While walking down a hallway during last year’s Game Developer’s Conference, I noticed an indie developer at the end, crouched to one side, with a laptop sitting on the floor. He was asking passing members of the media if they would be interested in checking out his game and seemed to be receiving a lot of brush-offs.
I have absolutely no problem being pitched by indie developers. I’m a starving artist myself and am sympathetic, but at that moment I was running late to a meeting. When our paths crossed, I tried to politely recite “the monologue,” the one peppered with a lot of apologies that ends with “I’ll try to come back later”
I can’t remember exactly what his extremely short pitch was, but it made me stutter my lines and halt. Within minutes, instead of heading to my meeting, I was crouched on the floor beside him, getting an impromptu demonstration of Freaky Creations’ To Leave (PlayStation 4, PlayStation Vita, Windows, Mac, Linux).
Unfortunately, circumstances saw the game slip through post-GDC media coverage. As we approached the new year, a season where we promise ourselves to pursue our various life goals, To Leave’s premise haunted me. I contacted Freaky Creations, hoping to get a glimpse of how their project is progressing.
Here’s what I learned.
The weight of the world
To Leave’s narrative revolves around a boy, his magic door, and a dream. The adolescent’s primary ambition is to escape a city that has become a nest of negativity and hopelessness.
In order to achieve his goal, the boy must cling to his magic door and navigate it through the claustrophobic by-ways of a depressing metropolis. Like a heavier, less inertial version of Lunar Lander or Solar Jetman, controlling the door requires precise inertial manipulation while fighting a relentless pull downward.
Landing in specific safe platforms can allow the boy to take a breather and occasionally open the door to enter another area, hopefully — eventually — leading to an exit beyond the city limits.
The twists and juts of the crumbling landscape mold the city into an oppressive antagonist for the boy. The slightest touch of the toxic environment sends him hurtling back to a previous area, creating a frustrating set-back to achieving his goal.
Allowing the environment to roadblock the boy too many times will eventually see him lose his will to keep going, represented by a “drive” meter. Once he has lost all of his motivation, it takes on an emotionally draining, painful blur effect. The world slows down and the capability to control the door, let alone concentrate on its exact positioning, becomes a monumental challenge.

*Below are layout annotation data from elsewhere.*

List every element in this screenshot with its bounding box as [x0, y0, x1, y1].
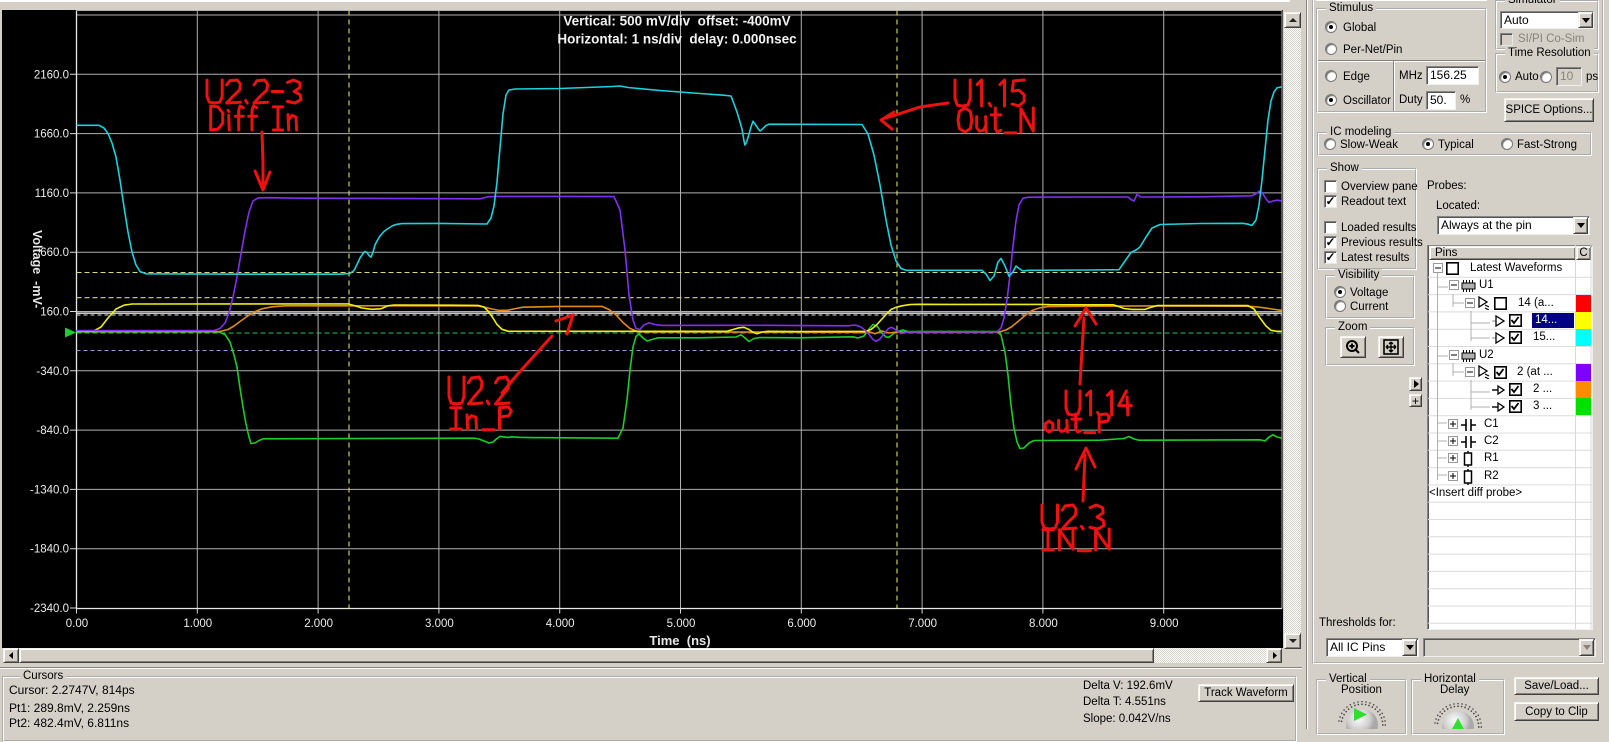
svg-text:Time (ns): Time (ns): [649, 633, 710, 648]
svg-text:Vertical: 500 mV/div offset:: Vertical: 500 mV/div offset: -400mV: [563, 14, 790, 29]
svg-text:6.000: 6.000: [787, 618, 816, 630]
svg-text:2160.0: 2160.0: [34, 69, 69, 81]
svg-text:-2340.0: -2340.0: [30, 603, 69, 615]
svg-text:7.000: 7.000: [908, 618, 937, 630]
svg-text:3.000: 3.000: [425, 618, 454, 630]
svg-text:160.0: 160.0: [40, 307, 69, 319]
svg-text:1660.0: 1660.0: [34, 129, 69, 141]
svg-text:-840.0: -840.0: [36, 425, 69, 437]
svg-text:4.000: 4.000: [546, 618, 575, 630]
svg-text:-1340.0: -1340.0: [30, 484, 69, 496]
svg-text:1160.0: 1160.0: [35, 188, 69, 200]
svg-text:-340.0: -340.0: [36, 366, 69, 378]
svg-text:Horizontal: 1 ns/div delay: 0: Horizontal: 1 ns/div delay: 0.000nsec: [557, 32, 797, 47]
svg-text:1.000: 1.000: [183, 618, 212, 630]
svg-text:5.000: 5.000: [667, 618, 696, 630]
svg-text:9.000: 9.000: [1150, 618, 1179, 630]
svg-text:8.000: 8.000: [1029, 618, 1058, 630]
svg-text:-1840.0: -1840.0: [30, 544, 69, 556]
svg-text:0.00: 0.00: [66, 618, 88, 630]
svg-text:660.0: 660.0: [40, 247, 69, 259]
svg-text:2.000: 2.000: [304, 618, 333, 630]
svg-text:Voltage -mV-: Voltage -mV-: [30, 230, 44, 308]
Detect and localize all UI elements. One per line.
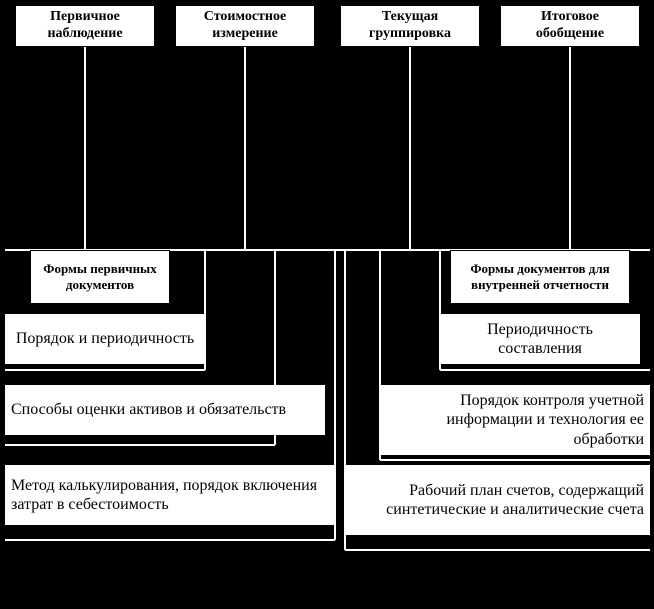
top-box-2: Стоимостное измерение (175, 5, 315, 47)
label-left-2: Способы оценки активов и обязательств (5, 385, 325, 435)
top-box-3: Текущая группировка (340, 5, 480, 47)
mid-box-right: Формы документов для внутренней отчетнос… (450, 250, 630, 304)
top-box-4: Итоговое обобщение (500, 5, 640, 47)
label-right-3: Рабочий план счетов, содержащий синтетич… (345, 465, 650, 535)
label-left-3: Метод калькулирования, порядок включения… (5, 465, 335, 525)
label-left-1: Порядок и периодичность (5, 314, 205, 364)
label-right-2: Порядок контроля учетной информации и те… (380, 385, 650, 455)
top-box-1: Первичное наблюдение (15, 5, 155, 47)
label-right-1: Периодичность составления (440, 314, 640, 364)
mid-box-left: Формы первичных документов (30, 250, 170, 304)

The effect creates a painfully familiar feeling for me. When To Leave enters this mode, it creates an uncannily accurate, visceral representation of deep depression. The weight of its gravity drags harder on the door, which itself has become a blur. Everything is difficult to focus on through the visual and interactive sludge.
Pushing on in this state of numbness feels almost pointless. Everything would seem much easier to just lay down, give in, and quit than to fight through the set backs in this state.
It’s the most accurate representation of depression I’ve seen in the medium.
Expression through gameplay
Expression through system rules and gameplay is video games’ most powerful and unique attribute in the world of art. Freaky Creations seems to fully understand this. It uses play design to portray the sort of despair and depression we feel when life throws us off course … and we’re desperate for positive reinforcements.
When I reflect on that GDC meeting with Palacio, the moment feels meta as hell. There we were, two struggling artists, crouched in a hallway outside the main show floor. One was doing whatever he could to show off his dream project, which happens to have the undertones of the sort of emotional struggle all indie developers at GDC, if not all people chasing a life goal, can relate to.